Suddenly the bitter taste of acid stabs at his throat. His stomach pulls together and he can feel himself tighten. The man runs out of the room, his swollen tongue filling his mouth with flesh and teeth, leaving the bored, stagnant pool of sparkling wine and jewellery. He is different. He is real.
He runs down the street, his lonely shoes tapping on the pavement, striking at the lonely quiet of the night and the distant traffic. He runs through his house and out into his bare cement garden, to sit, lonely, on the ground, and look at the stars.
Alone he can feel the hardness under him, and the swift night air all around him, biting at his cheeks and nibbling his fingertips. He can hear the sounds of a television set, and cars, and dogs, and people, all indifferent. All separate. All alone. But tonight, he is not alone, tonight he sits with the stars, and the gun, nestled in his warm hands. He strokes it and he can hear it sigh with pleasure.
The man who thinks he is mad is looking at the stars. The wife brings him tea. She can see a smile on his face, a smile she thought was gone forever, but she cannot see his hands. She kisses his forehead, her lips, hot, stain him with marks that look like blood, or rose petals.

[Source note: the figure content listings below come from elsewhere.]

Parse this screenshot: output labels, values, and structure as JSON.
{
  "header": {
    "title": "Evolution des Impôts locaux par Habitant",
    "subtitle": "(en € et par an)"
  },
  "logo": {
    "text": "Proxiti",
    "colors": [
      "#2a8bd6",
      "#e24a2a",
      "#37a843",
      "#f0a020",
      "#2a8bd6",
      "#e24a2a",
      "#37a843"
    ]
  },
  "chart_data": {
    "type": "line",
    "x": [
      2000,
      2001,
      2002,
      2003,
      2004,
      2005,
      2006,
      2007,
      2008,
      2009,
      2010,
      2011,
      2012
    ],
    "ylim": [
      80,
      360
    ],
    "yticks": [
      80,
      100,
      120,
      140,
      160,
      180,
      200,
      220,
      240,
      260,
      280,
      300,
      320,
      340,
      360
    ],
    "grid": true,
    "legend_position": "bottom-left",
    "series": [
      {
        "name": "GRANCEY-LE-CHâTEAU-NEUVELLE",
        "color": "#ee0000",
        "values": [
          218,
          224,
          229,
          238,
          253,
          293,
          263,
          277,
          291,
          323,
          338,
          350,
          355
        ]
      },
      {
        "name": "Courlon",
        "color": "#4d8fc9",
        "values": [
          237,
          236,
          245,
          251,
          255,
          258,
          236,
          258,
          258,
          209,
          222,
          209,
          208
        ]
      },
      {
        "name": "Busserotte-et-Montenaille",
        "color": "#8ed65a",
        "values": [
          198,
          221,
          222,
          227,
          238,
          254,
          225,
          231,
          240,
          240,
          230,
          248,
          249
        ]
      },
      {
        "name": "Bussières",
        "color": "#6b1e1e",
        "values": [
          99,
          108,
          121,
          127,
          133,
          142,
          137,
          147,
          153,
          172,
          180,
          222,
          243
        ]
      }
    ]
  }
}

He is remembering a line in a book, and that at night, blood is black. His head fills with noise, and his blood is black.
In the morning, she finds him, covered in rose petals, blood red against the grey cement, the colour of his face. The blood marks of her kiss are still on his forehead, and she cries.
A piece of paper rests between his finger and thumb. The wife, who does not understand, reads it. ""Stars," it reads, "ninety one million, trillion, billion."
"Oh God," she says, "Why?"
And God, who does not understand, looks down at the garden through a gap in the clouds, and says: "Ninety one million, trillion, billion is my favourite number."
The man is a speck of dust against the vast spread of gardens.
E N D

Rosie Cooper
Rosie Cooper lives in London.
"This story is a lot about myself, and about people I know, people who get called things like ‘unstable’ and ‘screwed up’, because they feel, experience, notice and are affected by their surroundings more than the people who want to ‘cure’ them.
I wanted this story to be applicable and identifiable to anyone who read it, which was partly why I didn’t give the man a name. He is a nondescript stranger in a street, a friend, a neighbour, normal except for what goes on inside his head. He is a nondescript figure whose death would go almost entirely unnoticed. I think this is the same for all of us."